In this edition of U-talk, Paul from Paris asks the following question: “Given the escalating violence in the Middle East, how do we protect cultural heritage from destruction and looting?”
Nada Al Hassan from the UNESCO World Heritage Centre responded.
“Prevention is part of our daily work. UNESCO has international conventions to protect heritage, such as the Hague Convention for the protection of cultural property in the event of armed conflict, the Convention against illicit trafficking of cultural artifacts and the World Heritage Convention.

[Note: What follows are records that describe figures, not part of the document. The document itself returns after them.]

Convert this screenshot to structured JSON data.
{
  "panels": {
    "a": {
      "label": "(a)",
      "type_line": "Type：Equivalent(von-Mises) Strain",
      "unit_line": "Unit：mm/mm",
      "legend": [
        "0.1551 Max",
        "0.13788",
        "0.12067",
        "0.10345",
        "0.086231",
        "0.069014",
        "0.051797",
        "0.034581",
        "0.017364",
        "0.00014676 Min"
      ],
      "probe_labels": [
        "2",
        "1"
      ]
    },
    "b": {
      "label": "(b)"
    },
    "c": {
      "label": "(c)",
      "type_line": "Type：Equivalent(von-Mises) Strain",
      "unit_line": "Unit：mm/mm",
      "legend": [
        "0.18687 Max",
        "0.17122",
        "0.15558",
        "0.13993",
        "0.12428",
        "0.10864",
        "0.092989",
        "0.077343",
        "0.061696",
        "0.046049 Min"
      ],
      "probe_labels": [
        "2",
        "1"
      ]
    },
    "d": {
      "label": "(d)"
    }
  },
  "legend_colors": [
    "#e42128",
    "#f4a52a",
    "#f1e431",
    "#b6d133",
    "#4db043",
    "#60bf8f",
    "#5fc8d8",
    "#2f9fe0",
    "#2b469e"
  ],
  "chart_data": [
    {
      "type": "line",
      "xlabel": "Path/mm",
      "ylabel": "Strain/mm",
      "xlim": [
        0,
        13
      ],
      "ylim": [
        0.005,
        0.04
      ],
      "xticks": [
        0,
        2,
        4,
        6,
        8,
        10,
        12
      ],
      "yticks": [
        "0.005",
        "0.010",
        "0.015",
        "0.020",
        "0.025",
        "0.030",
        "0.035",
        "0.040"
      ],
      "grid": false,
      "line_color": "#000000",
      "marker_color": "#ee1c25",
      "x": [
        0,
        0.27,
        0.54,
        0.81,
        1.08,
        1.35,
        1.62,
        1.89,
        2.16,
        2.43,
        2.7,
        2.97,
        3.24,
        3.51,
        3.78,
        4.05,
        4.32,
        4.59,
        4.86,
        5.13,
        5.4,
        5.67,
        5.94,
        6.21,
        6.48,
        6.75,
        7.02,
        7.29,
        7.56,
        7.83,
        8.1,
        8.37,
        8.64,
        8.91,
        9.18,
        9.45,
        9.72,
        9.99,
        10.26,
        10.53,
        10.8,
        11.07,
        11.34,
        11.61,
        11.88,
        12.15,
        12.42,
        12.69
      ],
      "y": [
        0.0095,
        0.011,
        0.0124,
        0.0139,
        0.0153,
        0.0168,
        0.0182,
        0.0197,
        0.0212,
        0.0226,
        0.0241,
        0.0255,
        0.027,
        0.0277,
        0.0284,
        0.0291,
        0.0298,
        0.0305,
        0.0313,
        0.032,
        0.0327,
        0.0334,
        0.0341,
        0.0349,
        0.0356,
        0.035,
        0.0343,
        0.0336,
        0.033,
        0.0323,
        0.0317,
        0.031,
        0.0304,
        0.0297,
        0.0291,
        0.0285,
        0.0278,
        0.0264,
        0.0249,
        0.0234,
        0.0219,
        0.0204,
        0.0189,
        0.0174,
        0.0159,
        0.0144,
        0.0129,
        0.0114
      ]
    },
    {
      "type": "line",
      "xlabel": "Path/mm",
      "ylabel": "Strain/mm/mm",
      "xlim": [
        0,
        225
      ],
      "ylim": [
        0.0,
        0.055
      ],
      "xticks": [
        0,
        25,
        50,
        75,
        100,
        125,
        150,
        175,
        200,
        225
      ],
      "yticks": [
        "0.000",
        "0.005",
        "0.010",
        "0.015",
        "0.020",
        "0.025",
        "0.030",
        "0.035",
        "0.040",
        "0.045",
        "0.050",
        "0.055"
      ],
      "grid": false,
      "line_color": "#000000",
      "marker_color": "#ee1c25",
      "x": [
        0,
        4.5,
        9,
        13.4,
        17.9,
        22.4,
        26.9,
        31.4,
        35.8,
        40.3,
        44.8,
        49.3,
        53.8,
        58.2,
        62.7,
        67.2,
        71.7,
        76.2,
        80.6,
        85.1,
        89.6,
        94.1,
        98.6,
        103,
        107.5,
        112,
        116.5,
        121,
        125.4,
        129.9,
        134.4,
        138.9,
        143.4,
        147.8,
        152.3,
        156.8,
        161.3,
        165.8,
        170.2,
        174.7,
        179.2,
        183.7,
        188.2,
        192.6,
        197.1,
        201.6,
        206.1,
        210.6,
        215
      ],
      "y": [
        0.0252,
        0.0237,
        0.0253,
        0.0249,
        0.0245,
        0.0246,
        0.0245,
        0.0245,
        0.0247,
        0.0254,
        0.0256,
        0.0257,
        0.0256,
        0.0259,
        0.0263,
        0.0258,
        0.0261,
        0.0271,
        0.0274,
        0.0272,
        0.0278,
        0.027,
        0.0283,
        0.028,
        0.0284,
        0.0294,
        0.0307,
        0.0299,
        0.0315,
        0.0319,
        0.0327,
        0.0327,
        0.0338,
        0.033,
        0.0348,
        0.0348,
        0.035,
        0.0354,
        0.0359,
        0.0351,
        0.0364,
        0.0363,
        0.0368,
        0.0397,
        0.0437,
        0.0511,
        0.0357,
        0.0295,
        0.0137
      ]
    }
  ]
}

We work closely with Interpol and the International Customs Organisation, and also with auction houses around the world. It is possible to work actively to prevent the illicit trafficking of cultural artifacts. It’s easy to act because trafficking happens at borders and on the international market. On the contrary, it’s very difficult to protect cultural property on the ground during conflict.This usually comes afterwards, during reconstruction.
“In Mali, we are already rebuilding mosques in Timbuktu. Since the destruction of the Buddhas of Bamiyan in Afghanistan, we’ve been working on the consolidation of the niches, which house them. And we’ve been renovating all the painted caves and the archaeological site of Bamiyan.
“Of course human life, the status of refugees, violence and the search for peace come first in the regions of armed conflict.
“We do believe that not only do we have to transfer our heritage to future generations, but we also have to preserve it as a guarantee of social cohesion and as a founding element of the rebuilding of countries after war.”